M.     Sjarikat Dagang Islam[40]
Kebangkitan Sjarikat Dagang Islam merupakan lambang awal dari suatu keberhasilan gerakan pembaruan sistem organisasi Islam. Hal ini karena suatu pembaruan atau reformasi memerlukan ketangguhan organisasi dan kontuinitas perolehan dana.
Hadji Samanhoedi sebagai haji dan wirausahawan yang mempunyai massa pendukung mulai dari karyawan, masyarakat muslim dan wirausahawan cina (kong sing).
N.      Sarekat Dagang Islamijah Kontra Sjarikat Dagang Islam
Dengan memperhatikan nama-nama pejabat Belanda dan Boepati yang memberikan dukungan, dapatlah dipahami Sarekat Dagang Islamijah di Bogor didirikan sebagai organisasi tandingan terhadap Sjarikat Dagang Islam[41].

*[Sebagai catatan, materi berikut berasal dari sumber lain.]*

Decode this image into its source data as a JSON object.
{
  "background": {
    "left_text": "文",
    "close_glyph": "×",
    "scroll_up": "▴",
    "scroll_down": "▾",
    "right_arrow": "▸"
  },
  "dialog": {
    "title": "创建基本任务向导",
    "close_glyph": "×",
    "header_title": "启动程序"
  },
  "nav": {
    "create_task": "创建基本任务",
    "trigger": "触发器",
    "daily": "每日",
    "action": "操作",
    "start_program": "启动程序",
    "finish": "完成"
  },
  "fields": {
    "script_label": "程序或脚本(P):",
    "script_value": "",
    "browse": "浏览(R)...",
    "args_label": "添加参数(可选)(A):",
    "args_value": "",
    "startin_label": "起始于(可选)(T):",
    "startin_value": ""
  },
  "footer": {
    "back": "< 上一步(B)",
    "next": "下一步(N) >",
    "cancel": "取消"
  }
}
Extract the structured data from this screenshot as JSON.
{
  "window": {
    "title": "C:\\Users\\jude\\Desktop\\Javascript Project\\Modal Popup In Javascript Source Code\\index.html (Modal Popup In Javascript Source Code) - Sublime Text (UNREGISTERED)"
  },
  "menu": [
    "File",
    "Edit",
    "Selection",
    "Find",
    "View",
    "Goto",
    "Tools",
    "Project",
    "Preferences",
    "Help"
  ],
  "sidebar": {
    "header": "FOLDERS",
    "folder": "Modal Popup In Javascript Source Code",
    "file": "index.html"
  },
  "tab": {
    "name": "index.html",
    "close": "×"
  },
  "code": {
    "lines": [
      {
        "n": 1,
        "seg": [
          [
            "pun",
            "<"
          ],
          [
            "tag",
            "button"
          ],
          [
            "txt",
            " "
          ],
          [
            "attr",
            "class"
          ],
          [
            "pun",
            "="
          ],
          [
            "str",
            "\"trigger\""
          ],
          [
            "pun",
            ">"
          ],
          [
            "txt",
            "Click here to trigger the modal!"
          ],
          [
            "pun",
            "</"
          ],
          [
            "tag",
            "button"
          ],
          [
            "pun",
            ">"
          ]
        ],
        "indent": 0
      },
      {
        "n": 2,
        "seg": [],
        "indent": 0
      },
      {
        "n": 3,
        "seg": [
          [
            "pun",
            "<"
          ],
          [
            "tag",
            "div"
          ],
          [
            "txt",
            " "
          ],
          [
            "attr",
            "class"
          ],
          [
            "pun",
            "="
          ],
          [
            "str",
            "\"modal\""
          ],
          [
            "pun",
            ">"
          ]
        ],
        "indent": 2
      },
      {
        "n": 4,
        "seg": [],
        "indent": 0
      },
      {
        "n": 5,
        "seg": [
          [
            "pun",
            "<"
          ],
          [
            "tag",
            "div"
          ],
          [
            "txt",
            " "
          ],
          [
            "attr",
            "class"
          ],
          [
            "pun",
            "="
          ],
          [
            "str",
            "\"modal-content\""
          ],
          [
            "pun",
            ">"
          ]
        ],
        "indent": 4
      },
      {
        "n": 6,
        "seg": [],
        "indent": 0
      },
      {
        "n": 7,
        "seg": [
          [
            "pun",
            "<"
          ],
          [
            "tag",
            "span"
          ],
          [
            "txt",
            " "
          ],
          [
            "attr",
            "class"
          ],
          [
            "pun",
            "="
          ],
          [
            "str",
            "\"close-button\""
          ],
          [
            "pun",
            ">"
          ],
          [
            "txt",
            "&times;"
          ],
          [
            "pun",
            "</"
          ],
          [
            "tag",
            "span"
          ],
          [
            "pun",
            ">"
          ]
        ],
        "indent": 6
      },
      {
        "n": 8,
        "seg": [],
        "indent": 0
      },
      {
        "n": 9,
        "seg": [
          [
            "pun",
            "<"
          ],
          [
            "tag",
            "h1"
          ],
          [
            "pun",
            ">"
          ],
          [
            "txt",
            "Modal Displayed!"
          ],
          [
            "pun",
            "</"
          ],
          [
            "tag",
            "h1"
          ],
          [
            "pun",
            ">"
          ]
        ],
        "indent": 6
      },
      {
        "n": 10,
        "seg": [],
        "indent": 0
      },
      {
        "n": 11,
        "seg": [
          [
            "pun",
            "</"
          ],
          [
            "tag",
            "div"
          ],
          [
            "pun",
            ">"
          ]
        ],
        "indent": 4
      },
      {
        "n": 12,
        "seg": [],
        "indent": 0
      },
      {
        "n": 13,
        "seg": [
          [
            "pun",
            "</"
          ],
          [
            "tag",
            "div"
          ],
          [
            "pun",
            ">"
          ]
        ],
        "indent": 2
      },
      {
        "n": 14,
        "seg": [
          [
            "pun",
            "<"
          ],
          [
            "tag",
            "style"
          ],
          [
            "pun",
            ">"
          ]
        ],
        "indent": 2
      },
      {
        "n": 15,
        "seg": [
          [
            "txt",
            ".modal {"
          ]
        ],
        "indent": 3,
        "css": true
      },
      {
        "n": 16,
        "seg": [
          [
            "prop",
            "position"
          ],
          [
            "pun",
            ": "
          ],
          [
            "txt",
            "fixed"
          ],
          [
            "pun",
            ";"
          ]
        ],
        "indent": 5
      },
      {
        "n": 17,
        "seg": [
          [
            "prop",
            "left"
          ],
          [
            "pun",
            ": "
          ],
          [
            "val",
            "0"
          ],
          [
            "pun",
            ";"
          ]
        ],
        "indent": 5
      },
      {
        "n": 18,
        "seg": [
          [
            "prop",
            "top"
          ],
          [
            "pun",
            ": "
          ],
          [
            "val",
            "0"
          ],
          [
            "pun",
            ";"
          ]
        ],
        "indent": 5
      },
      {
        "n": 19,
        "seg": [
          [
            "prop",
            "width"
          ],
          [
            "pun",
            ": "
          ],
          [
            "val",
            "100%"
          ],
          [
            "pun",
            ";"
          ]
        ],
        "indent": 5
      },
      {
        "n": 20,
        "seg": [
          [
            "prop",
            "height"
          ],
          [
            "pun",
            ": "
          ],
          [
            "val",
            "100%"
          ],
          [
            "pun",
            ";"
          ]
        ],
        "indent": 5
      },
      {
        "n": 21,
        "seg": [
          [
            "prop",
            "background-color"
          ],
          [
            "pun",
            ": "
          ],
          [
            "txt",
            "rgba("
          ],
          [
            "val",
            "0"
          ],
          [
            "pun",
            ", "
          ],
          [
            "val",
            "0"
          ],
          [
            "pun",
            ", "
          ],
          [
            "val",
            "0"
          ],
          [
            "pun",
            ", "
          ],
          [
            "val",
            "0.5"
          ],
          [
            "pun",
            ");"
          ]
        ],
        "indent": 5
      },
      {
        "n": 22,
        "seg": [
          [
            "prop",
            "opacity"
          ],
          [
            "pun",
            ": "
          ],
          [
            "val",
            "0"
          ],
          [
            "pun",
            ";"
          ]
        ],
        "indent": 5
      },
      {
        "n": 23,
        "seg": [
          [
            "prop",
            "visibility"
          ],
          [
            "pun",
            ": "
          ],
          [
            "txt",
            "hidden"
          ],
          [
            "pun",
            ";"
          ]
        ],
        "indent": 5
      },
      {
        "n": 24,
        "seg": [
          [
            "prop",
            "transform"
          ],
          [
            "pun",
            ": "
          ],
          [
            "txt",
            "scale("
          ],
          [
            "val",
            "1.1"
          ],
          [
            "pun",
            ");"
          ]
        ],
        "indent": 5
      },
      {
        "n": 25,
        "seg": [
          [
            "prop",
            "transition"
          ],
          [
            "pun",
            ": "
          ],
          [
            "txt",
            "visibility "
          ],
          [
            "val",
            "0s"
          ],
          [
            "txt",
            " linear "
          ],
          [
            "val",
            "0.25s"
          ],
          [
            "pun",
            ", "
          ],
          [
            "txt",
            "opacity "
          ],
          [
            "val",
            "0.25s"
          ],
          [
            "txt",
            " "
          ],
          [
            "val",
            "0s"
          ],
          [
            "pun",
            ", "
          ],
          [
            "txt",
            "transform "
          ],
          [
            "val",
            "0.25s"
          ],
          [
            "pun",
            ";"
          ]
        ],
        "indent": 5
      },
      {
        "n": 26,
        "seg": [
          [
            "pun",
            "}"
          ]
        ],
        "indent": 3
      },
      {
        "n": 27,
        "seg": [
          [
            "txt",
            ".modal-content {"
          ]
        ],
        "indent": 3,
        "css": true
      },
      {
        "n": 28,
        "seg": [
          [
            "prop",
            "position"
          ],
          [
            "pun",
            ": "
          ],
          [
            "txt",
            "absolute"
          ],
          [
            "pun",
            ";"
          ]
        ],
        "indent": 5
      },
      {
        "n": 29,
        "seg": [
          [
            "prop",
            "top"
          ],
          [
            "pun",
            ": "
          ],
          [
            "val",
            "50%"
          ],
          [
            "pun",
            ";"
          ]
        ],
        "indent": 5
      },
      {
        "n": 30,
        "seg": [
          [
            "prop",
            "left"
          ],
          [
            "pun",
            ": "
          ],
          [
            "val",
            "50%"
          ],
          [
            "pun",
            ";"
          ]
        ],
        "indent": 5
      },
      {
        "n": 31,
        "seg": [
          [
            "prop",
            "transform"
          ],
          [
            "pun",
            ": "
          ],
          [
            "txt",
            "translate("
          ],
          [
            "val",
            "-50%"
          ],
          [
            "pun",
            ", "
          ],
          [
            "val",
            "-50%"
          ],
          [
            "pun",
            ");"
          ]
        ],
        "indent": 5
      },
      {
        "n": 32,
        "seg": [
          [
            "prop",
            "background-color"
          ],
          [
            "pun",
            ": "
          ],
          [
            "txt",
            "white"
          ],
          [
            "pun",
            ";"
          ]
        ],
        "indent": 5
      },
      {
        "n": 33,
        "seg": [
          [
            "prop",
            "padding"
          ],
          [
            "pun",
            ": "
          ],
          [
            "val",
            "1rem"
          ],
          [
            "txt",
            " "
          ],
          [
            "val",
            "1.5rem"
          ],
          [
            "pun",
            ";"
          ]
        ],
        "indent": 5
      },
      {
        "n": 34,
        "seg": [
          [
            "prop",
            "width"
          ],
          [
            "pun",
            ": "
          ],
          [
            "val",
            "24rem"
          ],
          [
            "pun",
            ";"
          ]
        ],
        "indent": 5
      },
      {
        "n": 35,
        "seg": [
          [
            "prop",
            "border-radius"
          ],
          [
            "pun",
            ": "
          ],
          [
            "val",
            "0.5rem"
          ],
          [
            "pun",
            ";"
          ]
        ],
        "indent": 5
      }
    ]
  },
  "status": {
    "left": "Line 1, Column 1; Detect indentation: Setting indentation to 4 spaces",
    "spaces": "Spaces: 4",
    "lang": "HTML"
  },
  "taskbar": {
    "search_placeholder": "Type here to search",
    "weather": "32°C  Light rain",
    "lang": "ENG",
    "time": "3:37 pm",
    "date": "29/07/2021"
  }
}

Dengan demikian, langkah R.M.T. Adhisoerjo dalam menandingi SDI, ditempuh dengan cara berikut ini[42]:
1.         Membangun kerjasama antar kalangan prijaji, boepati, wanita, dan pedagang cina.
2.         Berusaha memperoleh dukungan dari pejabat Kolonial Belanda: kontrolir dan Asisten Residen.
3.         Berusaha memperoleh perlindungan para Boepati atau Regent serta dananya.
4.         Memperoleh hadiah uang dari Iboe Sri Ratoe Wihelmina untuk Poetri Hindia yang dipimpinnya.
Upaya pemerintah kolonial Belanda dalam mematahkan kerjasama dan pembaharuan SDI dan kong sing, yaitu[43]:
1.         Menumbuhkan perpecahan dengan cara mengondisikan produsen batik agar menemui kesukaran dalam memperoleh bahan materi batik.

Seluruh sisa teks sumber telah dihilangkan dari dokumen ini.